Memories brought me back to my own youthful days in mainland China in the early 90s, where I grew up until the age 12. With the market economy reform in motion since the 1980s, this was a time of economic growth for the country. While China was adopting capitalistic features in its economy, “socialism with Chinese characteristics” remained the official ideology, and the Communist Party was the default political leadership. Pro-communist propaganda filled the media and schools, and my elementary school in a small southern city was no exception.

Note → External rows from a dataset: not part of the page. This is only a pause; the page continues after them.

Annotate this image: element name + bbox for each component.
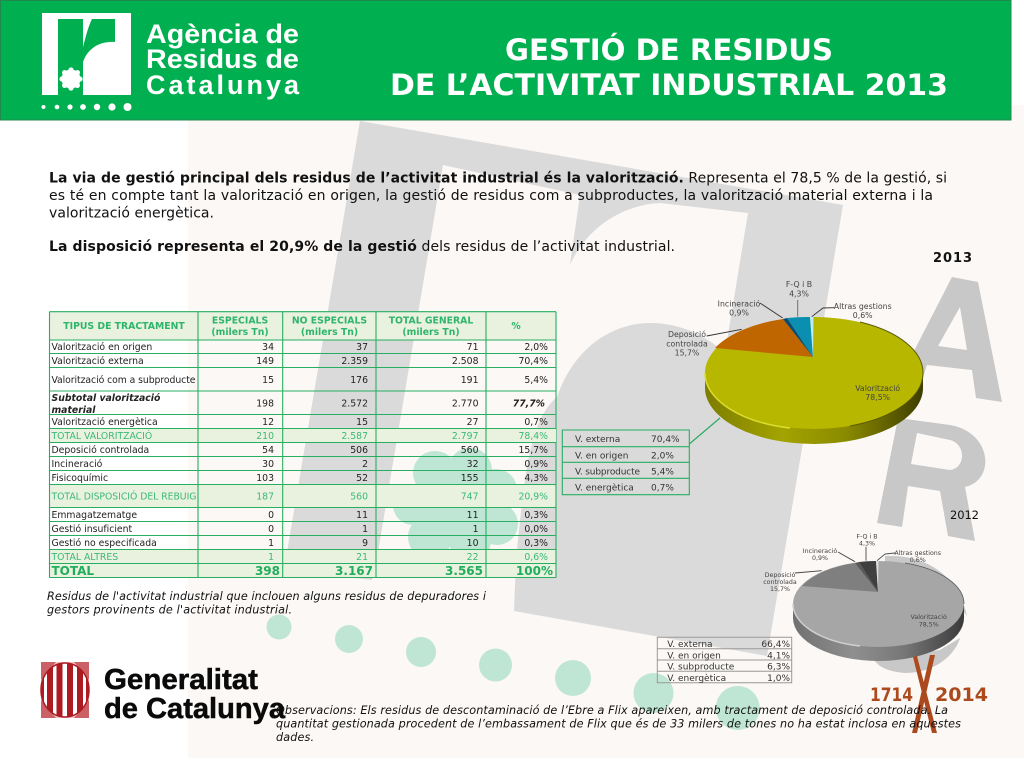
row: Gestió insuficient — [52, 524, 548, 535]
pie side 2012 — [793, 604, 964, 661]
sector: Altres gestions — [810, 317, 814, 357]
watermark: letter R — [877, 418, 985, 541]
pie labels 2013: Deposició — [668, 330, 706, 339]
row: Gestió insuficient: 0,0% — [524, 524, 548, 535]
row: Valorització en origen: 37 — [356, 342, 368, 353]
row: Valorització en origen: 2,0% — [524, 342, 548, 353]
row: TOTAL DISPOSICIÓ DEL REBUIG — [50, 490, 548, 502]
logo: 1714 / 2014 — [870, 655, 988, 733]
row: Fisicoquímic: 155 — [461, 473, 479, 484]
pie labels 2012: Valorització — [911, 613, 947, 621]
breakdown table 2012: V. energètica — [667, 673, 726, 684]
breakdown table 2012 — [657, 637, 792, 684]
row: TOTAL ALTRES — [50, 552, 548, 563]
row: Valorització energètica — [52, 417, 548, 428]
row: Subtotal valorització material: Subtotal valorització — [52, 393, 161, 404]
row: Gestió insuficient: 0 — [268, 524, 274, 535]
row: Valorització com a subproducte: 5,4% — [524, 375, 548, 386]
row: Valorització com a subproducte: 191 — [461, 375, 479, 386]
row: Incineració: 2 — [362, 459, 368, 470]
pie labels 2012: F-Q i B — [856, 534, 878, 540]
logo: 1714 / 2014: 2014 — [935, 684, 988, 706]
row: TOTAL DISPOSICIÓ DEL REBUIG: 747 — [461, 492, 479, 502]
watermark: flower — [393, 448, 518, 562]
table header: ESPECIALS — [212, 316, 268, 326]
pie labels 2012: Altras gestions — [894, 550, 941, 557]
pie labels 2013: Incineració — [718, 300, 761, 308]
row: TOTAL DISPOSICIÓ DEL REBUIG: 20,9% — [518, 492, 548, 502]
row: Incineració: 32 — [467, 459, 478, 470]
row: TOTAL VALORITZACIÓ: 2.797 — [452, 431, 479, 442]
title: GESTIÓ DE RESIDUS — [505, 33, 833, 67]
row: TOTAL — [52, 564, 553, 578]
row: Valorització externa: Valorització externa — [52, 356, 144, 367]
watermark: letter C — [874, 556, 967, 673]
breakdown table 2012: V. externa — [667, 640, 713, 650]
row: Valorització com a subproducte: 176 — [350, 375, 368, 386]
intro text: La via de gestió principal dels residus de l’activitat industrial és la valorització. Representa el 78,5 % de la gestió, si — [49, 170, 947, 186]
table header: TIPUS DE TRACTAMENT — [63, 321, 185, 332]
logo: Generalitat de Catalunya: de Catalunya — [104, 693, 286, 725]
row: Gestió no especificada: 9 — [362, 538, 368, 549]
table header: NO ESPECIALS — [292, 316, 367, 326]
observations note: Observacions: Els residus de descontaminació de l’Ebre a Flix apareixen, amb tractament de deposició controlada. La — [276, 704, 948, 717]
header band — [0, 0, 1011, 120]
row: Deposició controlada: Deposició controlada — [52, 445, 149, 456]
sector: Deposició controlada 2012 — [802, 563, 878, 592]
row: Incineració — [52, 459, 548, 470]
row: Valorització com a subproducte — [52, 375, 548, 386]
row: Valorització energètica: 0,7% — [524, 417, 548, 428]
title — [390, 33, 948, 102]
logo: Agència de Residus: Residus de — [146, 44, 299, 74]
table header: % — [511, 321, 521, 332]
row: Valorització externa — [52, 356, 548, 367]
emblem — [41, 662, 89, 718]
row: Deposició controlada — [52, 445, 548, 456]
table header: (milers Tn) — [211, 327, 269, 338]
logo: Agència de Residus — [42, 13, 300, 111]
table footnote — [47, 590, 487, 616]
pie chart 2013 — [666, 280, 923, 444]
observations note — [276, 704, 961, 744]
sector: Incineració — [783, 318, 813, 357]
row: Valorització energètica: 12 — [262, 417, 274, 428]
logo: 1714 / 2014: 1714 — [870, 684, 913, 706]
row: Emmagatzematge: 11 — [467, 510, 479, 521]
row: Deposició controlada: 506 — [350, 445, 368, 456]
breakdown table 2013: V. energètica — [575, 482, 634, 494]
year label 2013: 2013 — [933, 251, 972, 266]
row: Fisicoquímic: 4,3% — [524, 473, 548, 484]
row: TOTAL VALORITZACIÓ: 210 — [256, 431, 274, 442]
row: Valorització energètica: 27 — [467, 417, 479, 428]
sector: Deposició controlada — [715, 319, 813, 357]
watermark: dots — [266, 614, 760, 730]
row: Valorització com a subproducte: 15 — [262, 375, 274, 386]
pie labels 2012: 4,3% — [859, 540, 875, 548]
row: TOTAL VALORITZACIÓ: 2.587 — [341, 431, 368, 442]
row: Gestió insuficient: 1 — [362, 524, 368, 535]
table fills — [50, 312, 556, 578]
pie top 2013 — [705, 317, 923, 429]
row: Emmagatzematge — [52, 510, 548, 521]
row: Gestió no especificada — [52, 538, 548, 549]
row: TOTAL ALTRES: 22 — [467, 552, 478, 563]
row: Valorització externa: 70,4% — [518, 356, 548, 367]
row: Gestió no especificada: 1 — [268, 538, 274, 549]
pie labels 2013: Altras gestions — [834, 302, 892, 311]
table footnote: gestors provinents de l'activitat industrial. — [47, 604, 292, 616]
sector: F-Q i B — [787, 317, 813, 357]
row: Fisicoquímic: Fisicoquímic — [52, 473, 108, 484]
breakdown table 2013: V. en origen — [575, 452, 628, 462]
row: Subtotal valorització material: 2.770 — [452, 398, 479, 410]
sector: Altres gestions 2012 — [876, 561, 878, 592]
sector: Incineració 2012 — [855, 562, 878, 592]
row: Valorització externa: 2.508 — [452, 356, 479, 367]
pie labels 2012: Incineració — [803, 547, 837, 555]
breakdown table 2012: 4,1% — [767, 651, 790, 661]
row: Emmagatzematge: Emmagatzematge — [52, 510, 137, 521]
pie labels 2012: 0,6% — [910, 557, 926, 564]
year label 2012: 2012 — [950, 508, 979, 522]
row: TOTAL DISPOSICIÓ DEL REBUIG: 187 — [256, 492, 274, 502]
row: Gestió no especificada: Gestió no especificada — [52, 538, 157, 549]
pie labels 2013: 0,6% — [853, 311, 873, 320]
pie labels 2012: controlada — [763, 579, 797, 586]
row: Valorització externa: 2.359 — [341, 356, 368, 367]
pie labels 2012: Deposició — [765, 571, 795, 579]
row: Valorització en origen: Valorització en origen — [52, 342, 152, 353]
breakdown table 2012: 66,4% — [761, 640, 790, 650]
row: TOTAL: 3.167 — [335, 564, 373, 578]
intro text — [49, 170, 947, 255]
breakdown table 2012: 1,0% — [767, 674, 790, 684]
intro text: valorització energètica. — [49, 206, 214, 222]
row: Deposició controlada: 560 — [461, 445, 479, 456]
row: Gestió no especificada: 0,3% — [524, 538, 548, 549]
intro text: La disposició representa el 20,9% de la gestió dels residus de l’activitat industrial. — [49, 239, 675, 255]
breakdown table 2013: V. externa — [575, 435, 620, 445]
row: TOTAL: 100% — [516, 564, 553, 578]
breakdown table 2013: 2,0% — [651, 452, 674, 462]
title: DE L’ACTIVITAT INDUSTRIAL 2013 — [390, 68, 948, 102]
pie top 2012 — [793, 561, 964, 647]
pie labels 2013: 4,3% — [789, 290, 809, 298]
intro text: es té en compte tant la valorització en origen, la gestió de residus com a subproductes, la valorització material externa i la — [49, 188, 933, 204]
row: Emmagatzematge: 0 — [268, 510, 274, 521]
pie labels 2012: 15,7% — [770, 586, 790, 593]
sector: F-Q i B 2012 — [859, 561, 878, 592]
row: TOTAL ALTRES: 0,6% — [524, 552, 548, 563]
observations note: quantitat gestionada procedent de l’embassament de Flix que és de 33 milers de tones no ha estat inclosa en aquestes — [276, 718, 961, 730]
pie labels 2012 — [763, 534, 947, 628]
breakdown table 2012: V. en origen — [667, 651, 721, 661]
pie labels 2013 — [666, 280, 900, 402]
row: TOTAL VALORITZACIÓ: 78,4% — [518, 431, 548, 442]
row: Incineració: Incineració — [52, 459, 103, 470]
row: TOTAL ALTRES: 1 — [268, 552, 274, 563]
connector from pie to breakdown — [689, 418, 720, 444]
pie labels 2012: 0,9% — [812, 555, 828, 562]
row: TOTAL ALTRES: 21 — [356, 552, 368, 563]
row: TOTAL VALORITZACIÓ — [50, 429, 556, 442]
row: Deposició controlada: 15,7% — [518, 445, 548, 456]
data table — [50, 312, 556, 578]
row: Valorització energètica: 15 — [356, 417, 368, 428]
row: Subtotal valorització material: 198 — [256, 398, 274, 410]
logo: Agència de Residus: Catalunya — [146, 70, 300, 100]
watermark: letter A — [895, 277, 1002, 402]
row: TOTAL VALORITZACIÓ: TOTAL VALORITZACIÓ — [50, 430, 152, 442]
table header: (milers Tn) — [402, 327, 460, 338]
row: Valorització com a subproducte: Valorització com a subproducte — [52, 375, 196, 386]
row: TOTAL: TOTAL — [52, 564, 94, 578]
pie chart 2012 — [763, 534, 964, 661]
row: TOTAL DISPOSICIÓ DEL REBUIG: 560 — [350, 492, 368, 502]
row: Fisicoquímic: 103 — [256, 473, 274, 484]
row: Valorització energètica: Valorització energètica — [52, 417, 158, 428]
row: Fisicoquímic: 52 — [356, 473, 368, 484]
row: Gestió no especificada: 10 — [467, 538, 479, 549]
row: Subtotal valorització material: 2.572 — [341, 398, 368, 410]
breakdown table 2013 — [562, 430, 689, 495]
page background — [188, 105, 1024, 758]
row: TOTAL: 3.565 — [445, 564, 483, 578]
pie labels 2013: 78,5% — [865, 393, 890, 402]
row: Valorització en origen: 71 — [467, 342, 479, 353]
table header: (milers Tn) — [301, 327, 358, 338]
row: Emmagatzematge: 11 — [356, 510, 368, 521]
pie side 2013 — [705, 373, 923, 444]
row: Valorització en origen — [52, 342, 548, 353]
pie labels 2013: F-Q i B — [786, 280, 812, 289]
logo: Agència de Residus: Agència de — [146, 19, 299, 49]
pie labels 2013: Valorització — [855, 384, 900, 393]
row: TOTAL ALTRES: TOTAL ALTRES — [50, 552, 118, 563]
row: Valorització externa: 149 — [256, 356, 274, 367]
breakdown table 2013: 70,4% — [651, 435, 680, 445]
breakdown table 2012: 6,3% — [767, 663, 790, 673]
row: Subtotal valorització material: 77,7% — [513, 398, 545, 410]
row: Subtotal valorització material: material — [52, 405, 96, 416]
pie labels 2013: 15,7% — [675, 348, 699, 358]
logo: Generalitat de Catalunya — [41, 662, 286, 725]
table header — [63, 316, 521, 338]
row: Fisicoquímic — [52, 473, 548, 484]
pie leader lines 2012 — [795, 547, 895, 573]
row: TOTAL: 398 — [255, 564, 280, 578]
row: Deposició controlada: 54 — [262, 445, 274, 456]
pie labels 2013: 0,9% — [729, 308, 749, 318]
pie leader lines 2013 — [707, 300, 834, 336]
table header: TOTAL GENERAL — [389, 316, 473, 326]
row: Gestió insuficient: 1 — [473, 524, 479, 535]
breakdown table 2012: V. subproducte — [667, 663, 735, 673]
table footnote: Residus de l'activitat industrial que inclouen alguns residus de depuradores i — [47, 590, 487, 603]
row: Incineració: 30 — [262, 459, 274, 470]
row: Incineració: 0,9% — [524, 459, 548, 470]
breakdown table 2013: V. subproducte — [575, 468, 640, 478]
logo: Generalitat de Catalunya: Generalitat — [104, 664, 258, 696]
watermark: large r — [284, 121, 843, 656]
row: Emmagatzematge: 0,3% — [524, 510, 548, 521]
pie labels 2012: 78,5% — [919, 622, 939, 628]
observations note: dades. — [276, 731, 314, 744]
breakdown table 2013: 0,7% — [651, 484, 674, 494]
row: Valorització en origen: 34 — [262, 342, 274, 353]
table grid — [50, 312, 556, 578]
row: Gestió insuficient: Gestió insuficient — [52, 524, 133, 535]
row: Subtotal valorització material — [52, 393, 545, 416]
pie labels 2013: controlada — [666, 340, 708, 348]
row: TOTAL DISPOSICIÓ DEL REBUIG: TOTAL DISPOSICIÓ DEL REBUIG — [50, 490, 196, 502]
breakdown table 2013: 5,4% — [651, 468, 674, 478]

I recall tying the red scarves every morning before leaving for school, a requirement upon entrance. As a member of the Young Pioneers of China, we performed daily exercise routines in the morning to upbeat songs promising to love the Communist Party of China, the motherland, and to prepare for my contribution to the cause of communism. I distinctly remember an article we memorized in the fourth grade Chinese textbook, where a member of the Chinese Red Army was voluntarily burnt alive to cover for his comrades in a battle against the Japanese. The teacher highlighted the exalted virtue of self-sacrifice for our country and the people. Attracted to writing at an early age, I even won a first-place award in a fifth-grade writing contest on the benefits of taxation.
When my family immigrated to Canada in 2004, I struggled to learn the language and to fit in culturally. The teenage angst and insecurities at that age didn’t help either. The parallels teachers drew between the evil Hitler and the heroic Mao confused me, and the negative connotations communism seemed to carry challenged all that I was taught. Perhaps the West was out to smear our great nation, I thought, as the anti-capitalist propaganda taught us in China. It wasn’t until I started reading about the devastations and atrocities caused in recent history in the name of realizing the ideals of communism and socialism that my unquestioned beliefs began to shatter. Everything from the Great Leap Forward led by Mao resulting in 15 to 30 million deaths in the Great Chinese Famine of the early 1960s, to the over 10 million dead from famine and dekulakization of the Soviet Union. That’s almost double the total number of Holocaust victims.
While we learn the horror committed by the Nazis here in the West, let’s also not forget the painful history humanity suffered under the hands of socialist and communist leaders. It was not merely the fault of implementation, but the collectivist ideologies themselves that appealed to the totalitarian leaders and governments, as repeatedly seen in North Korea, Eastern Europe, Cuba, Venezuela, Vietnam and Cambodia. Before millennials in my generation eagerly embrace socialism and communism as the antidote to unchecked capitalism and the solution to a more egalitarian and fairer future for all, a look at the past is certainly warranted so as to not repeat the same mistakes.
As for myself, I have long betrayed my childhood vows and traded my communist upbringings for a love of free markets and civil liberties, to my parents’ dismay.